EU to Consider Peacekeeping Force for Palestinian Territory
EU foreign ministers are set to look on Monday at the feasibility of taking part in a peacekeeping force in the
Israeli-occupied Palestinian territory.
French Foreign Minister Dominique de Villepin is to put forward the idea at a meeting of foreign ministers in Brussels.
Villepin told the French radio station Radio J. that peacekeepers would only be sent with the backing of the
international community, Reuters reported Sunday.
"Let's see what such a force could contribute on the ground," he was reported as saying.
"If it appears that all the parties want it and that a peacekeeping force would halt movements of terrorists or act in
such a way as to avoid raising the stakes, then let's do it."
He added, "We cannot watch the situation in the Middle East degenerate ... without reacting," The Associated Press said.
The international community "cannot turn its back on those who today believe in peace."
Villepin said France "is ready to do what must be done."
Similarly it seems the idea has also started to float in the United States.
Senate Foreign Relations Committee Chairman Richard Lugar, who next week will lead a congressional delegation to Jordan
and Iraq, has floated the idea in an interview with Fox News TV channel on Sunday.
Lugar is a Republican close ally of President George W. Bush.
“At this point, Kofi Annan of the UN has suggested UN peacekeepers, maybe even armed peacekeepers. There have been
suggestions that NATO may be involved, that the United States may be involved,” Lugar said.
Lugar views the participation of US forces in such a force as a possibility, but with the aim of “routing out
terrorism.”
“Well, it's always a possibility. But having said that, I would just say this is down the trail. We have to be very,
very careful about the use of American forces, whether they are to be all by themselves, whether with NATO, whether with
the UN, with WHO.”
“But clearly, if force is required, ultimately to rout out terrorism, it is possible that there will be an American
participation,” he added.
The French initiative and Lugar’s remarks follow a suggestion by UN Secretary-General Kofi Annan last week during an
interview with the Israeli newspaper Ha’aretz.
"I would like to see an armed peacekeeping force act as a buffer between the Israelis and the Palestinians," Annan told
the Israeli daily Haaretz in an interview published Friday.
Annan said in the Israeli newspaper that Israelis and Palestinians "are going to need help from a third party, and given
the environment on the ground, I think it is eventually going to take a force."
Palestinians have long proposed that an international peacekeeping force wedge itself between both sides, hoping it
could reduce tensions and end curfews, roadblocks and travel restrictions that have paralyzed life in the West Bank and
Gaza Strip during the past 32 months of violence.

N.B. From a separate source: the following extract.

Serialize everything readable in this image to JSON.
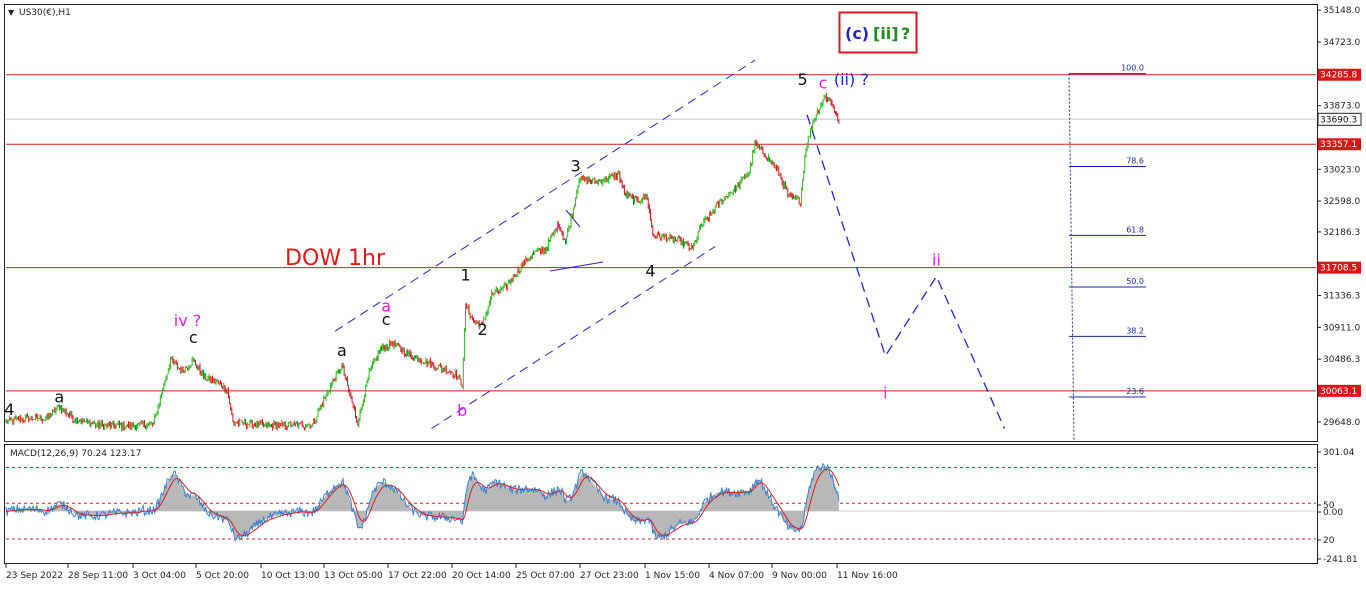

Peacekeepers are "the only realistic solution to get out of this cycle of violence and counter-violence," Palestinian
Cabinet Minister Yasser Abed Rabbo said.
Israel has vehemently opposed such a force, saying it will not relinquish control over its security to a third party,
particularly one backed by the United Nations or the European Union, which Israel believes have strong anti-Israel
biases.
However former Israeli Foreign Minister Shlomo Ben-Ami, another supporter of the plan, said an armed force should be
deployed once a peace agreement has been negotiated. It would take responsibility for cracking down on Palestinian
militants, something Palestinian officials are loath to do for fear of a civil war, and it would "take away the need for
Israel to act as an occupier," Ben-Ami said.
Annan floated the idea of sending peacekeepers to the region in April last year, and though the UN Security Council
discussed it, Israeli objections scuttled the plan.